To create a new script that inherits from MonoBehaviour use the "Create" menu in the Unity editor. Simply right-click in the Project window, select "Create," and then choose "C# Script." Name the script and double-click on it to open it in the predefined code editor.

The basic structure of a script derived from MonoBehaviour looks like this:

using UnityEngine;

public class MyScript : MonoBehaviour
    // Variables and methods go here

MyScript is the name of the script, and it inherits from the MonoBehaviour class. It's possible to add your own variables and methods to the script, and Unity will automatically call them based on the code.

Methods in MonoBehaviour

MonoBehaviour provides a number of methods that can be overridden to control the behavior of the game objects. Below are some of the most commonly used methods:

  • Awake(): Called when the script instance is initialized, before any other methods are called. It is used to initialize variables, set up references to other objects or components, and perform any necessary setup tasks for the script or game object.
  • Start(): Called once when the script is first enabled. This method is often used to initialize variables and set up the game object.
  • Update(): Called every frame, often tied to a screen's refresh rate. This method is commonly used to update the game object's position, rotation, and other properties based on player input.
  • FixedUpdate(): Called every fixed frame, at a fixed interval (e.g. 50 times per second). This method is often used for physics-related updates, such as moving a rigidbody.
  • LateUpdate(): Called every frame after all other updates have been processed. This method is often used to update the game object's position and rotation based on the position of other game objects, such as a camera that follows the player.
  • OnCollisionEnter(Collision collision): Called when the game object collides with another object. This method is often used to handle collision-related events, such as destroying a bullet when it hits an enemy.

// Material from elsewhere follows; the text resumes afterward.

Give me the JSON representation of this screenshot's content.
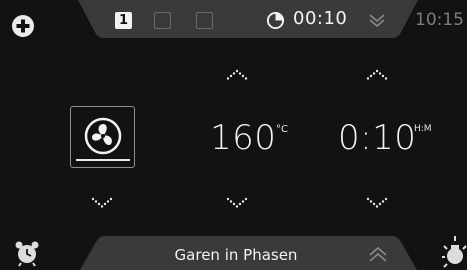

Variables in MonoBehaviour

MonoBehaviour also provides access to a number of built-in variables that can be used to control the behavior of the game object. Below are some of the most commonly used variables:

  • transform: Provides access to the game object's transform component, which controls its position, rotation, and scale.
  • gameObject: Provides access to the game object itself, which can be used to enable or disable the game object, among other things.
  • GetComponent<T>(): Returns a component of type T attached to the game object, or null if no such component exists.
  • Time.deltaTime: The amount of time that has passed since the last frame. This can be used to create smooth and consistent animations and updates.
  • Input: A static class that provides access to the player's input devices, such as the keyboard, mouse, and gamepad.

Best Practices for Using MonoBehaviour

Here are some best practices to keep in mind when using MonoBehaviour in Unity projects:

  • Keep the scripts organized and easy to read by breaking them up into small, focused methods.
  • Use comments and documentation to explain what each method and variable does.
  • Use the built-in Unity editor to test and tweak the scripts, and iterate on them until they work as expected.
  • Use profiling and debugging tools to identify and fix performance issues in the scripts.
  • Use third-party tools and libraries, such as asset packs and plugins, to save time and improve the quality of the scripts.

Following these best practices will ensure a more efficient and effective code to power Unity games and experiences.


MonoBehaviour is a powerful and versatile base class in Unity that provides a wide range of functionality for controlling game objects and responding to player input. By using the methods and variables provided by it, it's possible to create complex and engaging gameplay mechanics that will keep the players coming back for more. Remember to keep the code organized, well-documented, and optimized for performance, and you'll be well on your way to creating amazing Unity games and experiences.